Even Ted Cruz Recognizes Jimmy Kimmel’s Suspension Is Dangerous
At least someone is talking sense.

Is it a scene “right out” of Goodfellas, or is it just another day under the Trump administration?
That’s the question that Texas Senator Ted Cruz is asking, after he likened Brendan Carr to a “mafioso” over the FCC chairman’s recent threats to punish TV networks that refused to expunge Jimmy Kimmel from the air.
“I hate what Jimmy Kimmel said, I am thrilled that he was fired,” Cruz said on his podcast. “But let me tell you: If the government gets in the business of saying, ‘We don’t like what you, the media, have said; we’re going to ban you from the airwaves if you don’t say what we like’—that will end up bad for conservatives.”
The Texas Republican further condemned Carr’s actions as “dangerous as hell,” comparing the Trump administration’s slippery attraction to government-enforced censorship to the heinous power of the One Ring from Lord of the Rings. Opening the door to that at the federal level would not bode well when Democrats return to power, Cruz said.
“They will silence us,” Cruz continued. “They will use this power, and they will use it ruthlessly.”
But unlike some other conservatives who have chastised the Trump administration’s flagrant First Amendment overstep, Cruz actually wields a unique ability to hold Carr accountable: In addition to his other responsibilities, Cruz serves as the chair of the Senate Commerce Committee, which has oversight authority over the FCC.
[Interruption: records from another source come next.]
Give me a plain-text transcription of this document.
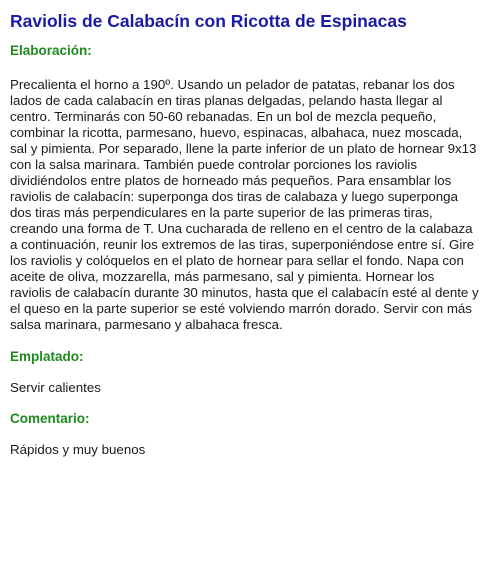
Raviolis de Calabacín con Ricotta de Espinacas
Elaboración:

Precalienta el horno a 190º. Usando un pelador de patatas, rebanar los dos lados de cada calabacín en tiras planas delgadas, pelando hasta llegar al centro. Terminarás con 50-60 rebanadas. En un bol de mezcla pequeño, combinar la ricotta, parmesano, huevo, espinacas, albahaca, nuez moscada, sal y pimienta. Por separado, llene la parte inferior de un plato de hornear 9x13 con la salsa marinara. También puede controlar porciones los raviolis dividiéndolos entre platos de horneado más pequeños. Para ensamblar los raviolis de calabacín: superponga dos tiras de calabaza y luego superponga dos tiras más perpendiculares en la parte superior de las primeras tiras, creando una forma de T. Una cucharada de relleno en el centro de la calabaza a continuación, reunir los extremos de las tiras, superponiéndose entre sí. Gire los raviolis y colóquelos en el plato de hornear para sellar el fondo. Napa con aceite de oliva, mozzarella, más parmesano, sal y pimienta. Hornear los raviolis de calabacín durante 30 minutos, hasta que el calabacín esté al dente y el queso en la parte superior se esté volviendo marrón dorado. Servir con más salsa marinara, parmesano y albahaca fresca.

Emplatado:

Servir calientes

Comentario:

Rápidos y muy buenos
At a Politico event earlier this week—before the Kimmel fiasco—Cruz said that the First Amendment “absolutely protects hate speech,” even if it does not shield people from the “consequences” of their speech by their employers.
Kimmel’s late-night show was suspended indefinitely after he made supposedly controversial comments during his Monday night monologue about the political affiliation of Charlie Kirk’s suspected assassin. (Kimmel condemned Kirk’s death as a “senseless murder” but ruffled powerful feathers when he said that MAGA was rushing to claim that Tyler Robinson was “anything other than one of them”—which is technically true.)
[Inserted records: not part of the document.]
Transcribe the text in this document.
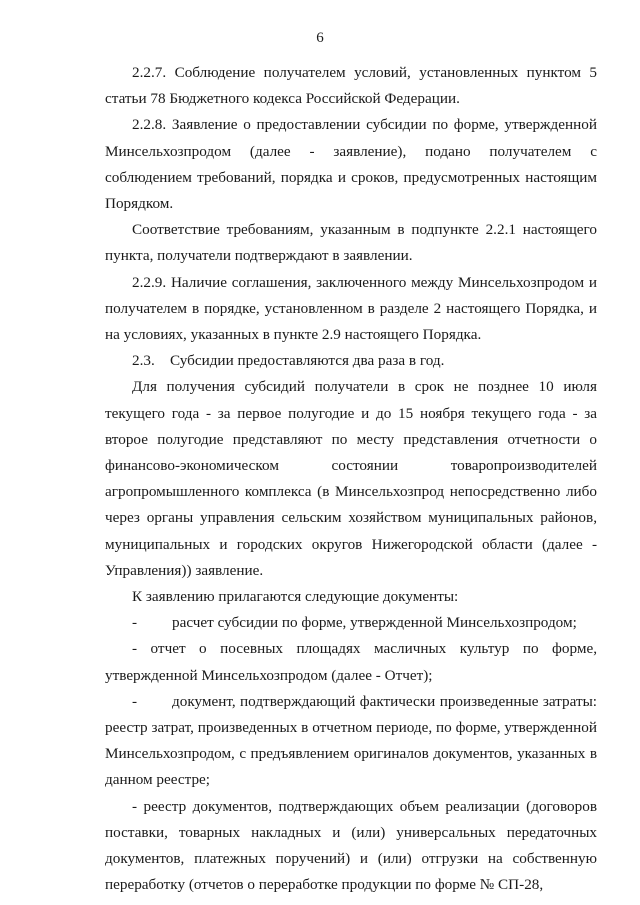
6

2.2.7. Соблюдение получателем условий, установленных пунктом 5 статьи 78 Бюджетного кодекса Российской Федерации.

2.2.8. Заявление о предоставлении субсидии по форме, утвержденной Минсельхозпродом (далее - заявление), подано получателем с соблюдением требований, порядка и сроков, предусмотренных настоящим Порядком.

Соответствие требованиям, указанным в подпункте 2.2.1 настоящего пункта, получатели подтверждают в заявлении.

2.2.9. Наличие соглашения, заключенного между Минсельхозпродом и получателем в порядке, установленном в разделе 2 настоящего Порядка, и на условиях, указанных в пункте 2.9 настоящего Порядка.

2.3.    Субсидии предоставляются два раза в год.

Для получения субсидий получатели в срок не позднее 10 июля текущего года - за первое полугодие и до 15 ноября текущего года - за второе полугодие представляют по месту представления отчетности о финансово-экономическом состоянии товаропроизводителей агропромышленного комплекса (в Минсельхозпрод непосредственно либо через органы управления сельским хозяйством муниципальных районов, муниципальных и городских округов Нижегородской области (далее - Управления)) заявление.

К заявлению прилагаются следующие документы:

- расчет субсидии по форме, утвержденной Минсельхозпродом;

- отчет о посевных площадях масличных культур по форме, утвержденной Минсельхозпродом (далее - Отчет);

- документ, подтверждающий фактически произведенные затраты: реестр затрат, произведенных в отчетном периоде, по форме, утвержденной Минсельхозпродом, с предъявлением оригиналов документов, указанных в данном реестре;

- реестр документов, подтверждающих объем реализации (договоров поставки, товарных накладных и (или) универсальных передаточных документов, платежных поручений) и (или) отгрузки на собственную переработку (отчетов о переработке продукции по форме № СП-28,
On Wednesday, Carr suggested to YouTuber Benny Johnson that the FCC would open an investigation into anyone still platforming the comedian. Sinclair and Nexstar—two of the country’s biggest broadcasters—said they would no longer air Kimmel’s show. The timing was unmistakable: Nexstar, notably, is currently seeking FCC approval for a $6.2 billion deal to buy Tegna, an acquisition that would make Nexstar the biggest owner of local stations in the country.